Fora do Brasil há mais de 5 meses, longe da família e amigos, e o que mais dá saudade é a… comida. Sim, a comida! Pode parecer insensível no primeiro momento, mas a falta que uma farofa faz na vida de alguém é incrível. E do pão francês crocante com manteiga e um pingado, da tapioca com leite condensado e côco, a coxinha de padaria, o pastel de feira com caldo de cana, e o pão de queijo cadê?! Quando saí por aí à procura da cultura alimentar de outros povos, comecei a compreender muito mais a riqueza de tudo que comemos no Brasil.
Por outro lado, muitas situações foram quase um cafuné na alma, quando nos tornamos parte de outras famílias que abriram suas portas com tanto carinho. Pudemos viver em outras casas aquele clima gostoso de bate papo na cozinha enquanto fazíamos o almoço, sensação que, para mim, é como estar em casa novamente. Fui descobrindo cada vez mais que comemos também sentimentos e situações, comemos pessoas e sorrisos, comemos a tranquilidade de saber que pertencemos a algum lugar, independente de ser no Brasil ou em uma vila distante no interior da Zâmbia.
Outro jeito de matar a saudade é preparar algo brasileiro. Foi difícil de encontrar leite condensado, mas quando saiu um brigadeiro feito à lenha no chão, ao som de gritos de hipopótamos e elefantes… difícil descrever. Primeiro pelo prazer de ver outras pessoas se deliciando e raspando a panela do mesmo jeitinho que você faz em casa, depois por entender naquele momento o significado do termo “cultura alimentar”, que venho tanto buscando nos outros, e percebendo a minha própria cultura alimentar.

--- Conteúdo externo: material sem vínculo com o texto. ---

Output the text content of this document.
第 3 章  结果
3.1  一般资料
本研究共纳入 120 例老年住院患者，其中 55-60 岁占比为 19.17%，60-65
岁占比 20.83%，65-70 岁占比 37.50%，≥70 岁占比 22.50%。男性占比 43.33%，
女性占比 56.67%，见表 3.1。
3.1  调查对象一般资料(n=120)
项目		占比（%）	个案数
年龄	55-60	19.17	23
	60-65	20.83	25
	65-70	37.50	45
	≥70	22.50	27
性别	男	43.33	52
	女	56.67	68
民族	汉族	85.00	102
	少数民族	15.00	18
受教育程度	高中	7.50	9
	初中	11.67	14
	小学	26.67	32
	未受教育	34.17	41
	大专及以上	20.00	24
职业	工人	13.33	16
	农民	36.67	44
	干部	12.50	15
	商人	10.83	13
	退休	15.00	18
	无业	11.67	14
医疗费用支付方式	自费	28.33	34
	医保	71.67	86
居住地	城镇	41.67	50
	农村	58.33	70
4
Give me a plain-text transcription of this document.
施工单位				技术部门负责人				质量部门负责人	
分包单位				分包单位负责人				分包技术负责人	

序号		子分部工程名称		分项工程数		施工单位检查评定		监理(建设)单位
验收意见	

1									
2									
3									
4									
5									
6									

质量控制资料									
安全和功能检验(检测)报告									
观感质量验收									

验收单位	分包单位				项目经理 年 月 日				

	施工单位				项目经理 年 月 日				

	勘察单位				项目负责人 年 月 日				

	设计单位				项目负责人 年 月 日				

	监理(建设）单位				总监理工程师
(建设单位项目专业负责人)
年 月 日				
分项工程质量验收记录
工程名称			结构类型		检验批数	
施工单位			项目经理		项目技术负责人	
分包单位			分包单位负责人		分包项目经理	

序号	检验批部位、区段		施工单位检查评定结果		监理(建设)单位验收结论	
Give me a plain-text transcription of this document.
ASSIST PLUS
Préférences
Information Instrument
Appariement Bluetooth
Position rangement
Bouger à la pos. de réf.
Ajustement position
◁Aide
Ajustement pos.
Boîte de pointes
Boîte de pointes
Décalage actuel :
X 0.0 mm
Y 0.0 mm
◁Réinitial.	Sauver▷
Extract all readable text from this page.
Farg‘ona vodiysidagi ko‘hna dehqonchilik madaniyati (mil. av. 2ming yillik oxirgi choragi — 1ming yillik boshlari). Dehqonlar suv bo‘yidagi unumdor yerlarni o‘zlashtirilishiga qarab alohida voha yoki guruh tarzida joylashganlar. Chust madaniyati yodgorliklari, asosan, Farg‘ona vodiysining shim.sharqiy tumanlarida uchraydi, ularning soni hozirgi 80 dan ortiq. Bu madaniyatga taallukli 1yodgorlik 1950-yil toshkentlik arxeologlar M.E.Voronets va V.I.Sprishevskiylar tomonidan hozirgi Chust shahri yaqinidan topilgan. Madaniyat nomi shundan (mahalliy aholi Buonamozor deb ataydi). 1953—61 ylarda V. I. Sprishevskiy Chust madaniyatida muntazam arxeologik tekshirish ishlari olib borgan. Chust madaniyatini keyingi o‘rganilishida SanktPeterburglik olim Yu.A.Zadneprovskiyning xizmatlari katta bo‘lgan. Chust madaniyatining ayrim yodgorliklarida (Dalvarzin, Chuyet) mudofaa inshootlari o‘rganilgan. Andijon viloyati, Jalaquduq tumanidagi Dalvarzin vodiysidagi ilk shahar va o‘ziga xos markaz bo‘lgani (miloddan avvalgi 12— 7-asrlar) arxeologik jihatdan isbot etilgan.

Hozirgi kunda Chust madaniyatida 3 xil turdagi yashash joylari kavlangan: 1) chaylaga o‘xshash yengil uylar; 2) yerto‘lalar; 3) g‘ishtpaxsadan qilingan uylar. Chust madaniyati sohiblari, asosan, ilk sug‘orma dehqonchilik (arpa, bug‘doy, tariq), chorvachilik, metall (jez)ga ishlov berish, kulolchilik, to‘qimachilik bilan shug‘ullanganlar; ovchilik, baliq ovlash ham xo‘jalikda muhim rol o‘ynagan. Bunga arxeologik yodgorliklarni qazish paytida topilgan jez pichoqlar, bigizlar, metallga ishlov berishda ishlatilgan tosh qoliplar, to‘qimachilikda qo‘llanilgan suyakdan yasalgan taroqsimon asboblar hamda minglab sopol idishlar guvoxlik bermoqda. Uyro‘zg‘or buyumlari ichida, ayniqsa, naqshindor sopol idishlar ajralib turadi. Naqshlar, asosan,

Ao longo do caminho, matei algumas saudades que nem imaginava matar. Chegando no vilarejo de Kendwa, na Tanzânia, foi uma surpresa boa saber que aqui a poderosa e indestrutível dupla arroz com feijão também era a preferida do povo, sendo consumida todo santo dia, como no Brasil. Estar na África, em várias situações, é viver o jeito brasileiro e conhecer nossas raízes. É se sentir pequeno em meio a tantas descobertas sobre o que nos faz ser brasileiros, e perceber como a História contada nas escolas deixou de lado quem tanto contribuiu para a originalidade do nosso povo.
Um dia, à beira da fogueira, grandes amigos zambianos contavam sobre a importância da colheita do milho na aldeia, além das práticas específicas daquela época do ano. A parte preferida deles era fazer uma receita deliciosa, juntando a família para debulhar o milho e preparar uma espécie de bolinho de milho fresco que é cozido nas folhas da própria espiga. “Pára tudo, gente! Isso é pamonha!”, foi o que eu disse num misto de surpresa, identificação e alegria. Lembrei de uma amiga no Brasil que uma vez contou sobre a mesma colheita e sobre a mesma receita que também une a sua família, assim todo mundo caiu na gargalhada e chegou a conclusão de os brasileiros são mesmo muito africanos.
Acredito que toda essa saudade não se trata só da comida em si, mas do significado que ela tem em nossas vidas. Somos a comida que comemos o tempo todo e os sentimentos que carregamos com ela, seja celebrando algo, amando alguém, esquecendo um dia ruim no trabalho, sendo paparicada pela sua avó, e por que não, revivendo e valorizando nossas raízes. Pensando bem, acho que estou com saudade da família, dos amigos e de toda a comida que compartilhamos juntos!